Let us now focus on the fraction \(U/v\) of the second term only. We first simplify its numerator \(U\). Substituting (39) into it yields:

$$\begin{aligned} U&= c_{\hat{\tau }|a}^2 \underbrace{(\Gamma ^T\tilde{Q}^{-1}\Gamma )^{-1}\Gamma ^T\tilde{Q}^{-1}e_{2f}}_q \nonumber \\&\times \underbrace{e_{2f}^T\tilde{Q}^{-1}\Gamma (\Gamma ^T\tilde{Q}^{-1}\Gamma )^{-1}}_{q^T} \otimes \bar{g}\bar{g}^T \nonumber \\&= c_{\hat{\tau }|a}^2 qq^T\otimes \bar{g}\bar{g}^T \end{aligned}$$

(44)

Substituting (39) into the denominator \(v\) of fraction yields:

$$\begin{aligned} v&= \sum _{t=1}^k g_t^TW_tg_t - \frac{k}{c_{\hat{\tau }|a}^{-2}} e_{2f}^T\tilde{Q}^{-1}\Gamma (\Gamma ^T\tilde{Q}^{-1}\Gamma )^{-1} \nonumber \\&\times \Gamma ^T\tilde{Q}^{-1}e_{2f}\bar{g}^T\overline{W}\bar{g} \end{aligned}$$

(45)

$$\begin{aligned}&= \sum _{t=1}^k g_t^TW_tg_t - \frac{k}{c_{\hat{\tau }|a}^{-2}}\left( c_{\hat{\tau }|a}^{-2} - c_{\hat{\tau }_\mathrm{free}}^{-2}\right) \bar{g}^T\overline{W}\bar{g} \end{aligned}$$

(46)

where use is made of (33) and (41).

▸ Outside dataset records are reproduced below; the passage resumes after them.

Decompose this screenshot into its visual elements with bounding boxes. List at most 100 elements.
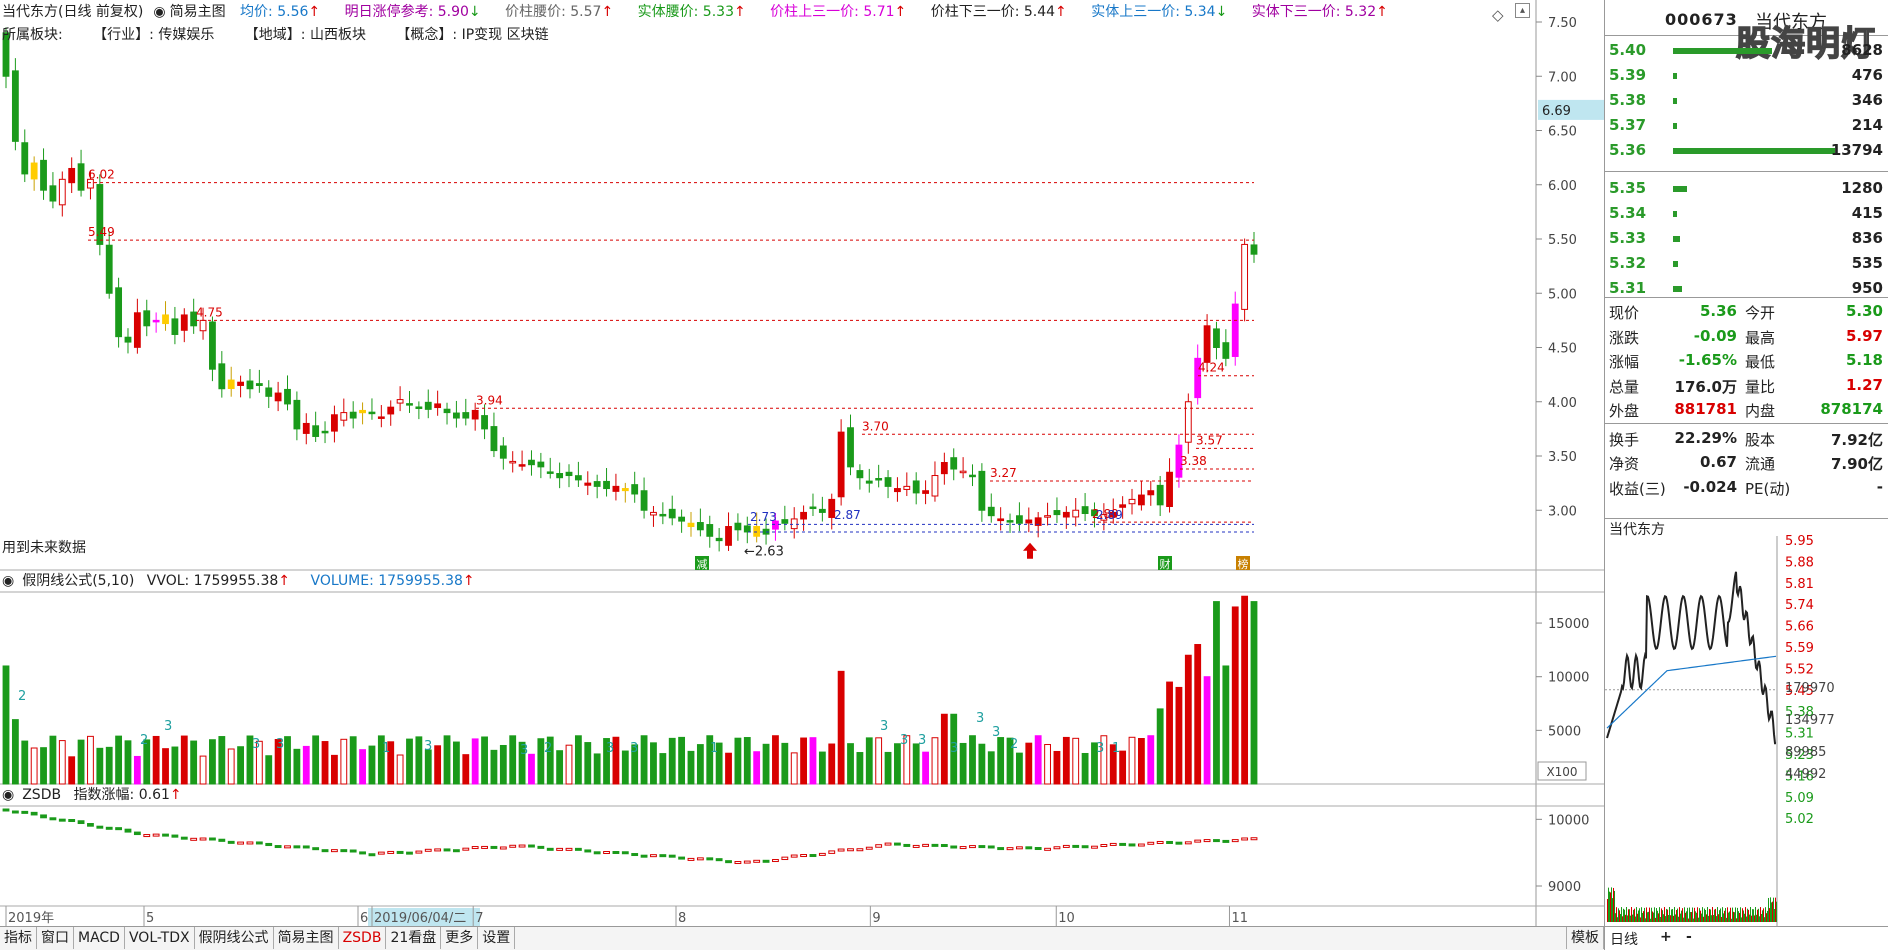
concept-label[interactable]: 【概念】: IP变现 区块链 (396, 27, 548, 43)
index-candle (396, 850, 404, 854)
tab-1[interactable]: 指标 (0, 927, 37, 949)
volume-bar (180, 735, 188, 785)
candle (331, 414, 338, 432)
mini-vol-bar (1769, 908, 1770, 922)
order-row[interactable]: 5.36 13794 (1605, 138, 1888, 162)
tab-9[interactable]: 更多 (441, 927, 479, 949)
region-label[interactable]: 【地域】: 山西板块 (245, 27, 366, 43)
idx-indicator-name[interactable]: ZSDB (22, 787, 61, 803)
mini-vol-bar (1767, 910, 1768, 922)
index-candle (1025, 846, 1033, 850)
order-bar (1673, 186, 1688, 192)
index-candle (650, 854, 657, 858)
add-button[interactable]: + (1660, 929, 1672, 945)
x-axis-label: 2019/06/04/二 (374, 911, 466, 926)
volume-bar (837, 670, 845, 785)
index-candle (528, 844, 535, 848)
order-row[interactable]: 5.35 1280 (1605, 176, 1888, 200)
tab-5[interactable]: 假阴线公式 (195, 927, 274, 949)
candle (152, 319, 160, 323)
index-candle (68, 819, 76, 823)
sector-info: 所属板块: 【行业】: 传媒娱乐 【地域】: 山西板块 【概念】: IP变现 区… (2, 24, 575, 46)
period-label[interactable]: 日线 (1610, 929, 1638, 949)
tab-2[interactable]: 窗口 (37, 927, 74, 949)
book-separator (1605, 297, 1888, 298)
tab-8[interactable]: 21看盘 (386, 927, 442, 949)
candle (218, 363, 226, 390)
mini-vol-bar (1673, 915, 1674, 922)
candle (1222, 342, 1230, 359)
tab-template[interactable]: 模板 (1566, 927, 1604, 949)
index-candle (246, 841, 254, 845)
tab-7[interactable]: ZSDB (339, 927, 387, 949)
index-candle (462, 847, 470, 851)
order-row[interactable]: 5.37 214 (1605, 113, 1888, 137)
order-row[interactable]: 5.32 535 (1605, 251, 1888, 275)
x-axis-label: 9 (872, 911, 880, 926)
price-axis-label: 5.00 (1548, 287, 1577, 302)
collapse-icon[interactable]: ▴ (1515, 3, 1530, 18)
mini-vol-bar (1691, 912, 1692, 922)
index-candle (631, 853, 639, 857)
tab-10[interactable]: 设置 (478, 927, 516, 949)
mini-vol-bar (1690, 912, 1691, 922)
order-row[interactable]: 5.33 836 (1605, 226, 1888, 250)
index-candle (1250, 837, 1258, 841)
candle (499, 445, 507, 459)
index-candle (978, 845, 986, 849)
vol-indicator-name[interactable]: 假阴线公式(5,10) (22, 573, 134, 589)
stat-value: 176.0万 (1674, 377, 1737, 396)
index-candle (434, 848, 442, 852)
mode-toggle-icon[interactable]: ◉ (153, 4, 165, 20)
order-row[interactable]: 5.39 476 (1605, 63, 1888, 87)
mini-vol-bar (1713, 915, 1714, 922)
idx-toggle-icon[interactable]: ◉ (2, 787, 14, 803)
mini-vol-bar (1668, 915, 1669, 922)
volume-bar (1119, 750, 1127, 785)
mini-vol-bar (1645, 918, 1646, 922)
candle (865, 480, 873, 484)
volume-bar (171, 746, 179, 785)
candle (274, 392, 282, 402)
index-candle (1072, 844, 1080, 848)
mini-vol-bar (1763, 908, 1764, 922)
minus-button[interactable]: - (1686, 929, 1692, 945)
index-candle (668, 854, 676, 858)
index-candle (640, 854, 648, 858)
vol-small-label: 3 (950, 741, 958, 756)
index-candle (818, 852, 826, 856)
order-price: 5.37 (1609, 116, 1647, 134)
candle (133, 312, 141, 348)
candle (790, 518, 798, 530)
diamond-icon[interactable]: ◇ (1492, 3, 1504, 27)
stat-label: 涨跌 (1609, 328, 1640, 347)
vol-small-label: 3 (252, 737, 260, 752)
mini-vol-bar (1739, 912, 1740, 922)
tab-4[interactable]: VOL-TDX (125, 927, 195, 949)
candle (406, 403, 413, 406)
tab-3[interactable]: MACD (74, 927, 125, 949)
low-price-label: ←2.63 (744, 544, 784, 559)
intraday-mini-chart[interactable]: 5.955.885.815.745.665.595.525.455.385.31… (1605, 518, 1888, 926)
pillar-down: 价柱下三一价: 5.44↑ (930, 4, 1067, 20)
volume-bar (1175, 686, 1183, 785)
industry-label[interactable]: 【行业】: 传媒娱乐 (93, 27, 214, 43)
order-row[interactable]: 5.34 415 (1605, 201, 1888, 225)
candle (725, 526, 732, 546)
mini-vol-bar (1732, 907, 1733, 922)
mini-vol-bar (1715, 908, 1716, 922)
candle (1166, 471, 1173, 507)
mini-vol-bar (1695, 911, 1696, 922)
order-row[interactable]: 5.40 8628 (1605, 38, 1888, 62)
main-chart-canvas[interactable]: 7.50 7.00 6.50 6.00 5.50 5.00 4.50 4.00 3.50 3.00… (0, 0, 1604, 926)
vol-toggle-icon[interactable]: ◉ (2, 573, 14, 589)
order-price: 5.38 (1609, 91, 1647, 109)
mode-label[interactable]: 简易主图 (170, 4, 226, 20)
tab-6[interactable]: 简易主图 (274, 927, 339, 949)
index-candle (321, 849, 329, 853)
volume-bar (650, 742, 657, 785)
order-volume: 476 (1851, 66, 1883, 84)
order-row[interactable]: 5.38 346 (1605, 88, 1888, 112)
mini-vol-bar (1685, 912, 1686, 922)
index-candle (584, 849, 592, 853)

Further substituting the identity

$$\begin{aligned} \sum _{t=1}^k(g_t^TW_tg_t)=\sum _{t=1}^k(g_t-\bar{g})^TW_t(g_t-\bar{g})+ k\bar{g}^T\overline{W}\bar{g} \end{aligned}$$

(47)

into (46) gives

$$\begin{aligned} v = \sum _{t=1}^k(g_t-\bar{g})^TW_t(g_t-\bar{g})+ k\frac{c_{\hat{\tau }|a}^2}{c_{\hat{\tau }_\mathrm{free}}^2}\bar{g}^T\overline{W}\bar{g} \end{aligned}$$

(48)

Therefore,

$$\begin{aligned} \frac{U}{v} = \frac{1}{k} c_{\hat{\tau }}^2qq^T\otimes P_{\bar{g}}\overline{W}^{-1} \end{aligned}$$

(49)

where

$$\begin{aligned} c_{\hat{\tau }}^2&= c_{\hat{\tau }_\mathrm{free}}^2 \left[ 1+\frac{c_{\hat{\tau }_\mathrm{free}}^2}{c_{\hat{\tau }|a}^2} \frac{\sum _{t=1}^k(g_t-\bar{g})^TW_t(g_t-\bar{g})}{k\bar{g}^T\overline{W}\bar{g}}\right] ^{-1} \\ P_{\bar{g}}&= \bar{g}(\bar{g}^T\overline{W}\bar{g})^{-1}\bar{g}^T\overline{W} \end{aligned}$$

Finally, inserting (49) into (43) yields (17).